Huff, confirmed in a landslide May 5, was sworn in by Secretary of Energy Jennifer Granholm as DOE’s assistant secretary for nuclear energy, or NE-1, according to a Wednesday Tweet from the Office of Nuclear Energy.
IT’S OFFICIAL! 🙌 Dr. Kathryn Huff is the new Assistant Secretary for the Office of Nuclear Energy. 👏 👏 👏 pic.twitter.com/HEtNoVLKyb
— Office of Nuclear Energy (@GovNuclear) May 11, 2022
As NE-1, Huff’s is now in charge of a DOE office tasked with, among other responsibilities, finding a solution for the more than 80,000 tons of spent nuclear fuel stranded at civilian nuclear power reactors across the country. The agency is already hammering out details for how it will go about canvassing willing host sites for a federal interim storage facility — a task made more difficult by the lack of a permanent repository for nuclear waste.
A former nuclear science professor at the University of Illinois Urbana-Champaign, Huff joined the Biden administration in May 2021, spending nine months or so in the Office of Nuclear Energy’s number two spot, as well as acting NE-1. She then became a political appointee in Granholm’s office; a senior advisor to the secretary.

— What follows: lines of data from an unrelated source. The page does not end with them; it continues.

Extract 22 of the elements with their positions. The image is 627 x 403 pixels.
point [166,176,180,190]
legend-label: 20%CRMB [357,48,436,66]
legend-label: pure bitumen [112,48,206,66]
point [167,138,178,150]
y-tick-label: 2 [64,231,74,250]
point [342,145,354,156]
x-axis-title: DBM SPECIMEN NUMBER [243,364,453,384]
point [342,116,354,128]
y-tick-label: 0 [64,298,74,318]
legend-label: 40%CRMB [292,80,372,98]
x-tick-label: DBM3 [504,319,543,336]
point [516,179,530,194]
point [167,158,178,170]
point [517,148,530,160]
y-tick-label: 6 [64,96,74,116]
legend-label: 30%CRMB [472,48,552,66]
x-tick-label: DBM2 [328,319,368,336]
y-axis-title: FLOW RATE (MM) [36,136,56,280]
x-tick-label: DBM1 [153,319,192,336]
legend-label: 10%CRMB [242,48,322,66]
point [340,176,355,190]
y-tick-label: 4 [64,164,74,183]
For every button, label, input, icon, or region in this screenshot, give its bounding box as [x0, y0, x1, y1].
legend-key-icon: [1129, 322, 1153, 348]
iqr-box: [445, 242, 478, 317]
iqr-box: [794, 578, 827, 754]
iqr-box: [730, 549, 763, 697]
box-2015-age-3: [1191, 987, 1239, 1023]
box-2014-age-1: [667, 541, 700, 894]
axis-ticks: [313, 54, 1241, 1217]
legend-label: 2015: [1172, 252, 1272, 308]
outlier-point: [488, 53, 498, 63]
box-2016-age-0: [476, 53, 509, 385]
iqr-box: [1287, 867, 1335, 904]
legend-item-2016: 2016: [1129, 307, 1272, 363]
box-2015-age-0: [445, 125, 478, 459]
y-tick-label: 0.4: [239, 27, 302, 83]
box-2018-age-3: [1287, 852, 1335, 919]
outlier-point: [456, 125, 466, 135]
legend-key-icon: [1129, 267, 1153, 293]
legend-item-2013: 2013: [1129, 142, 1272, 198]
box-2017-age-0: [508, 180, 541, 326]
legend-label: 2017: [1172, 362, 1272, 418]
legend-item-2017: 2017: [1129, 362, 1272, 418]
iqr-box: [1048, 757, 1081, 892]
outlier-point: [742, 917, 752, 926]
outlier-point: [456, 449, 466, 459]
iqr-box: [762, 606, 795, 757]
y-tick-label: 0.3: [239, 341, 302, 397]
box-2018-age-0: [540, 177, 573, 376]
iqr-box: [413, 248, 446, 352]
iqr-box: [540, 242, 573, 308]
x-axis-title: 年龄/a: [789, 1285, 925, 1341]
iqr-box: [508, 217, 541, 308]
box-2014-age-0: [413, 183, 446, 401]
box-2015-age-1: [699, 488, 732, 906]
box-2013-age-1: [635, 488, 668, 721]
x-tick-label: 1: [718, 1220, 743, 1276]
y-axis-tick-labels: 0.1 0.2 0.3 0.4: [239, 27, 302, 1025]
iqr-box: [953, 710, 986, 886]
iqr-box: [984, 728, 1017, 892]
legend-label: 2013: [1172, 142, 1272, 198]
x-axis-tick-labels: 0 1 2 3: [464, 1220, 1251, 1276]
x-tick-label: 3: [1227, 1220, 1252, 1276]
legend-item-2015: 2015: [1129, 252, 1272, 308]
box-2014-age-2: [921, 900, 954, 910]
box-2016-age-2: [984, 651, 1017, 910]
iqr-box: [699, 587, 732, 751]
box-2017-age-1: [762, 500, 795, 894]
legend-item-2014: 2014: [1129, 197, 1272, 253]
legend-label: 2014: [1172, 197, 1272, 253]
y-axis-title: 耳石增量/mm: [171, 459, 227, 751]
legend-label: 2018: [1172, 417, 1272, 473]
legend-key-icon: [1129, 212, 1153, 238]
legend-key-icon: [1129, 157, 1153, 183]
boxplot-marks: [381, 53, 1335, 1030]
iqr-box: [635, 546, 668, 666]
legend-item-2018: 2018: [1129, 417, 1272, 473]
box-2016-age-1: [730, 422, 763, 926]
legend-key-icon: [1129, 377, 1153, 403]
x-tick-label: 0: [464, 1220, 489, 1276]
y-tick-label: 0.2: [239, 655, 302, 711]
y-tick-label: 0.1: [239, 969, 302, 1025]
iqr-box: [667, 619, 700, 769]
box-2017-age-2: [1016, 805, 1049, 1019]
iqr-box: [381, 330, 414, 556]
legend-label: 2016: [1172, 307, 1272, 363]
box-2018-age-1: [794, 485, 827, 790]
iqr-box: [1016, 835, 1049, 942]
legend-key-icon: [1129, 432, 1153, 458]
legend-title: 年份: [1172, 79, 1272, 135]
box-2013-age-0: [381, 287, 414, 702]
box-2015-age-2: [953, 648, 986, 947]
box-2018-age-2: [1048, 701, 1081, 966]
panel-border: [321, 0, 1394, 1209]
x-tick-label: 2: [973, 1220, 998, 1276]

In February, an anonymous DOE employee alleged that Huff had engaged in prohibited hiring practices during the nuclear energy office’s search for a deputy assistant secretary for spent fuel and waste disposition. The Office of Personnel Management, the agency to which the complaint was sent, did not acknowledge whether it had received such allegations, or whether it was investigating them.